5. Load the Instruct Pix2Pix Model
Define and configure the model pipeline:
model_id = "timbrooks/instruct-pix2pix"
pipe = StableDiffusionInstructPix2PixPipeline.from_pretrained(model_id, torch_dtype=torch.float16, safety_checker=None)
pipe.to("cuda")
pipe.scheduler = EulerAncestralDiscreteScheduler.from_config(pipe.scheduler.config)
6. Running the Pipeline
Once the model is loaded, you can use it to edit images based on text prompts:
prompt = "Make it red and blue"
images = pipe(prompt, image=image, num_inference_steps=10, image_guidance_scale=1).images
# Save or display the result
images[0].save("output.png")
images[0].show()
Note: Replace the prompt with your desired modification description. For example, “Turn it into a sketch” or “Add a sunset background.”
After adding all the code to the Notebook window, Click on run or press Control + Enter to run the Notebook. You will see the generated image in the Notebook window.

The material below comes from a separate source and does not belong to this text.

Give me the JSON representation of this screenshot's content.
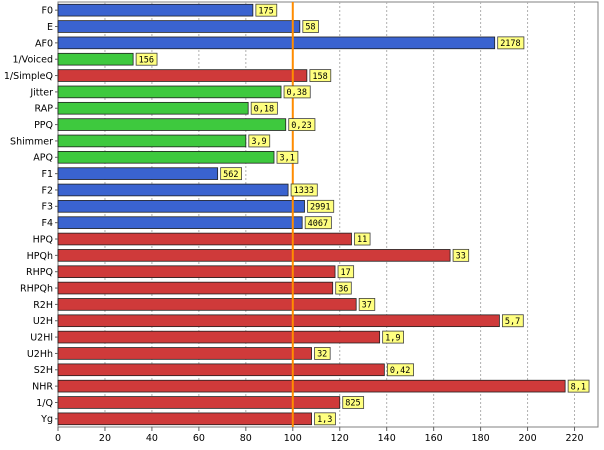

7. Verifying GPU Utilization
Ensure the GPU is utilized efficiently by running the following command in Notebook window:
!nvidia-smi
The output should show the GPU memory being used by Python processes.
Conclusion
Instruct Pix2Pix enables flexible and precise image editing using simple text prompts. With an Ubuntu GPU server, you can leverage this powerful AI tool for creative projects or experimentation. Follow this guide to set up your environment and start exploring the possibilities of AI-driven image manipulation.